Une photo volée. Sur la navette fluviale. Une belle femme japonaise au visage acéré, un chapeau de paille vissé sur ses cheveux raides et noirs comme le charbon, des yeux perçants qui fuient mon regard tandis qu’elle s’éloigne sur le ponton de Saphan Taksin ; je ne la reverrai plus jamais. Son visage restera imprimé sur la pellicule.
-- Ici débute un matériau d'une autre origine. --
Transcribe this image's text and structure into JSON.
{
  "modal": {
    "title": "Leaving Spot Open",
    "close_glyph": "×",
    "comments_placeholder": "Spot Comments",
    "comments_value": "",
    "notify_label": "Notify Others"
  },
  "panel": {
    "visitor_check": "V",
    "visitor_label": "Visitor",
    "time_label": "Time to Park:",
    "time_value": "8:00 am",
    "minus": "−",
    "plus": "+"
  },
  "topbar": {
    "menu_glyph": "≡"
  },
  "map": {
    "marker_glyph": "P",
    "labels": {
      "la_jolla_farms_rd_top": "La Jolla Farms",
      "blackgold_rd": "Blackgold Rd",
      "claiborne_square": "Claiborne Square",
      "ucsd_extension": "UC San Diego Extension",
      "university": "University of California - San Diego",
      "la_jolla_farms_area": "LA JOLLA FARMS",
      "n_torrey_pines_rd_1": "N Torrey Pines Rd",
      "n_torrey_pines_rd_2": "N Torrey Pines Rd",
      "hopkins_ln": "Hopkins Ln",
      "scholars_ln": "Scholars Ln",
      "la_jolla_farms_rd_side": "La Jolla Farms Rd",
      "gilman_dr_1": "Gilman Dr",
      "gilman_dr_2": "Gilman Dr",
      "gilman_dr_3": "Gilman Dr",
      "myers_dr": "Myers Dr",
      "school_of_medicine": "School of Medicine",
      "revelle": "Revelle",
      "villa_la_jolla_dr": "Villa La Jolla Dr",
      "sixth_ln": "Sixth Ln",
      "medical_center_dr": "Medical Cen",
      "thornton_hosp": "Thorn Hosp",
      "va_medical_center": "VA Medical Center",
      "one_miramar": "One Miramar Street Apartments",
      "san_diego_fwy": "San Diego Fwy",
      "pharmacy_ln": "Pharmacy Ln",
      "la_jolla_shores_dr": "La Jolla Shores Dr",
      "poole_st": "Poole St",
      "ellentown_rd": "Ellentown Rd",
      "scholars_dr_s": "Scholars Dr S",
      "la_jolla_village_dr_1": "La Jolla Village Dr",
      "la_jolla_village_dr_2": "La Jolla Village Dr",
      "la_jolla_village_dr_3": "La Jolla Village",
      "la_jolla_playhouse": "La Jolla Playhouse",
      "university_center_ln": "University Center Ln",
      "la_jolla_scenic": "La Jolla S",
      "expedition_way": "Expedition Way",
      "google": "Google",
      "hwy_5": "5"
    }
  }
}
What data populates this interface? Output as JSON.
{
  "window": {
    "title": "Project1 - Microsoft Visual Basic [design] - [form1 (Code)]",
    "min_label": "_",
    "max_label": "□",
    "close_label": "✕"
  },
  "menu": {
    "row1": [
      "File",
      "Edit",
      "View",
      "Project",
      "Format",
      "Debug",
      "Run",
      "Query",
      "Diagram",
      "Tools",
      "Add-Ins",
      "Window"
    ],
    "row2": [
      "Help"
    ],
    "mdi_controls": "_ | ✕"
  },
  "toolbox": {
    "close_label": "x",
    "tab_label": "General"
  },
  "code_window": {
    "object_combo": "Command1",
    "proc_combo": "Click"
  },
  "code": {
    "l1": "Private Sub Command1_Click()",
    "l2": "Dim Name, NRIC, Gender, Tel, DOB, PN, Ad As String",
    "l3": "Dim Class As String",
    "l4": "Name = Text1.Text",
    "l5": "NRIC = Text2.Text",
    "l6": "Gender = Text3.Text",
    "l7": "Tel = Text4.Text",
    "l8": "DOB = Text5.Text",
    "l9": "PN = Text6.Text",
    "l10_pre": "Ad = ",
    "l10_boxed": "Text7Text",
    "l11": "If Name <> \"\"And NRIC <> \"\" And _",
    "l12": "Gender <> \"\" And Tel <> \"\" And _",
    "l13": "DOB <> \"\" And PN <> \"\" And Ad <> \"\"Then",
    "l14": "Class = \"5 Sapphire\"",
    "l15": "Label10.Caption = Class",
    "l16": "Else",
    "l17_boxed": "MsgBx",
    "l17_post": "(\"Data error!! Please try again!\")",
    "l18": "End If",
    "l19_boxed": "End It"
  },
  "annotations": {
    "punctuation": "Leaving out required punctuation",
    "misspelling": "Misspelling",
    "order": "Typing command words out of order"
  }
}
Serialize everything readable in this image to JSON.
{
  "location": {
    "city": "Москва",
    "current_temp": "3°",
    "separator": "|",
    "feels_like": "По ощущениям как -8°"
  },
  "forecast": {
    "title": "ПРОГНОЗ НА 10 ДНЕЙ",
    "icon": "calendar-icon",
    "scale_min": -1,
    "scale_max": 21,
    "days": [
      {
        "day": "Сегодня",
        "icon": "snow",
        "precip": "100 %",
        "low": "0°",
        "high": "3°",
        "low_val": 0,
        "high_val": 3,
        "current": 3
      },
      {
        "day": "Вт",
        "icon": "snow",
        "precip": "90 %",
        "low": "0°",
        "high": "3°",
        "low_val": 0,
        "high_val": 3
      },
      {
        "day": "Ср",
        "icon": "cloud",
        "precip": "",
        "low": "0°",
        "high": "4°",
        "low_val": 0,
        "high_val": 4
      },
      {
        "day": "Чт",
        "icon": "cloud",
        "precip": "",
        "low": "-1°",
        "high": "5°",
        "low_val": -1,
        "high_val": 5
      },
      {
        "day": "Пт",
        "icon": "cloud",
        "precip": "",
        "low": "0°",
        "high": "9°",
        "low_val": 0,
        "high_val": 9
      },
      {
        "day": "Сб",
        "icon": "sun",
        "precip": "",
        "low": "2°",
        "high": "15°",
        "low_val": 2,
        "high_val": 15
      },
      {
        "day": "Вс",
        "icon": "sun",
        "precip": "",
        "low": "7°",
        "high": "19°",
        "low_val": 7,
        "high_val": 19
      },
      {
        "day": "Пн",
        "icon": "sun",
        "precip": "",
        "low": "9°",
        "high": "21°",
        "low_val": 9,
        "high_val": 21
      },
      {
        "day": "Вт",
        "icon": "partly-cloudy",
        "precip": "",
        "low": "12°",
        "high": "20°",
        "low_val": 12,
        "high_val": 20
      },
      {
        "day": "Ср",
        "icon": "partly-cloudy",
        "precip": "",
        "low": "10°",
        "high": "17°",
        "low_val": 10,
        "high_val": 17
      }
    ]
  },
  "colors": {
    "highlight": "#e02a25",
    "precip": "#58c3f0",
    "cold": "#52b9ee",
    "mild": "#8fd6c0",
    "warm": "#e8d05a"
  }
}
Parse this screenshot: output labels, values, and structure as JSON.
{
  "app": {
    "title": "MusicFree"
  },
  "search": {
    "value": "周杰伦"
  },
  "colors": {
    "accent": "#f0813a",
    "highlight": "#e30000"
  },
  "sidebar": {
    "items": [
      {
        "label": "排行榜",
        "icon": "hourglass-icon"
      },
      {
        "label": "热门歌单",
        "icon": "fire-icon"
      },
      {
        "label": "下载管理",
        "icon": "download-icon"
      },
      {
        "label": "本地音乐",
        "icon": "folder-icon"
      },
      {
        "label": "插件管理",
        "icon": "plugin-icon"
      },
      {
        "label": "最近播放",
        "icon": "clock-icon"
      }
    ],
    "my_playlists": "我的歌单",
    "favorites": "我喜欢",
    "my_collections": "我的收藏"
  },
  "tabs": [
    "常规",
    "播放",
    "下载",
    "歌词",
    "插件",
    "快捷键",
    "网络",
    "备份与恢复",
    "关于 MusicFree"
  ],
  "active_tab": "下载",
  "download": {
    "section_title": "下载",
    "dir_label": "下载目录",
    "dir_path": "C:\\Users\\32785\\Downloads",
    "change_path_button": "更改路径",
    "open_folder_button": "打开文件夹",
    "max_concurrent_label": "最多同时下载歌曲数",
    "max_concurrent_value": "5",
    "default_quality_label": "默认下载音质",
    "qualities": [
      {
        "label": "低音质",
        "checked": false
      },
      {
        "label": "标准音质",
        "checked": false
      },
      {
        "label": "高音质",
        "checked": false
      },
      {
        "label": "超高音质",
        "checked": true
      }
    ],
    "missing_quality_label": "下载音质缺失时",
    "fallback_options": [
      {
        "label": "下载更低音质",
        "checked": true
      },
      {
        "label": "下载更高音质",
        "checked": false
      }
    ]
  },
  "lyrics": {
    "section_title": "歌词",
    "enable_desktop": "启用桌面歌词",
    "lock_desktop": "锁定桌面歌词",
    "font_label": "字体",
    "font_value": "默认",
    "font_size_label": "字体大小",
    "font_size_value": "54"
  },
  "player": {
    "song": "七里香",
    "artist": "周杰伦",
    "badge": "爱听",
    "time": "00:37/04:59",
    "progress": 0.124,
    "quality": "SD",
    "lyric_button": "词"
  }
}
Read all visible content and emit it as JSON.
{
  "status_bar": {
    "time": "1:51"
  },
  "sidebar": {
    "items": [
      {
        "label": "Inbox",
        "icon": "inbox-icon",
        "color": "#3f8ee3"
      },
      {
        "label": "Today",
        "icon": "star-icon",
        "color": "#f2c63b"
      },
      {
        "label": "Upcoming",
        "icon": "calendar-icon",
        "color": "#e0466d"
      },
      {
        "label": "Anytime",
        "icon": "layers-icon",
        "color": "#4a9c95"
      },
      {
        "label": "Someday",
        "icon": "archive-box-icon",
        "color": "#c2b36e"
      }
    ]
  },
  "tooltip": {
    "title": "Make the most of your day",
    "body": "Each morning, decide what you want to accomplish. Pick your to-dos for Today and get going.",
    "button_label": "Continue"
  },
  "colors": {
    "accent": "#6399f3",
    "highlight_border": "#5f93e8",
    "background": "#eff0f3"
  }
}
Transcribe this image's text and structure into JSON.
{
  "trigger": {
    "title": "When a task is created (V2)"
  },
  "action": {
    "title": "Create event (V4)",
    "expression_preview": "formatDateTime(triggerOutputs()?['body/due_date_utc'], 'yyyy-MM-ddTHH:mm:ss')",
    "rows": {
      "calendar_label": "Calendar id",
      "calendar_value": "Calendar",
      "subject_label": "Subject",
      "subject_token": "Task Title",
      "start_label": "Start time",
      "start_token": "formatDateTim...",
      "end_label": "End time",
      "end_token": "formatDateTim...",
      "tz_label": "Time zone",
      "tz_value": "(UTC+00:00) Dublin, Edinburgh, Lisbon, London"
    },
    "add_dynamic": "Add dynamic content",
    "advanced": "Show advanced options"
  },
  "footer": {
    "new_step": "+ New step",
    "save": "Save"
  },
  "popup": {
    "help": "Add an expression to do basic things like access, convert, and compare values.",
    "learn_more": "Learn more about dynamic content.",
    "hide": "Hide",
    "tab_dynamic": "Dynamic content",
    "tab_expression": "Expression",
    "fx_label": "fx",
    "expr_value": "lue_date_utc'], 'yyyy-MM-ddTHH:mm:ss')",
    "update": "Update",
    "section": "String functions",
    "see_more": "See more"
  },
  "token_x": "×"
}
Les moustiques sont légions et me picorent à l’envi alors que la nuit est tombée depuis longtemps et que la fraîcheur des ténèbres d’une fin de mois d’avril ne permet plus de laisser les fenêtres ouvertes si tard. Les huiles Siang m’apportent réconfort, comme aux soirs sur les bords de la rivière Yom à Sukhothaï où même les plus redoutables remèdes pour contrer les pîqûres ne pouvaient rien contre ces redoutables bêtes qui sucent le sang jusqu’à satiété, à tel point qu’aux dernières heures de la journée, il était presque impossible de profiter de la terrasse de la chambre pour y boire une Singha.
Nous sommes le 26 avril. Je suis sur ma terrasse, plein soleil du matin, un soleil encore un peu timide, le café presque tiède et il n’y a que les oiseaux qui accompagnent ma tranquillité. Deux moineaux se répondent de leurs trilles à travers quelques jardins, tandis que les pigeons roucoulent pour se séduire dans le grand marronnier et les mésanges picorent les graines comme des voleuses. L’air sent bon la rosée, la terre encore fraiche et les fleurs de lilas qui n’arrêtent pas de fleurir.
Il est temps pour moi de reprendre l’écriture de ces beaux voyages, sans quoi le plus long de tous les étés risque d’arriver avant même que je n’ai eu le temps de rouvrir un carnet.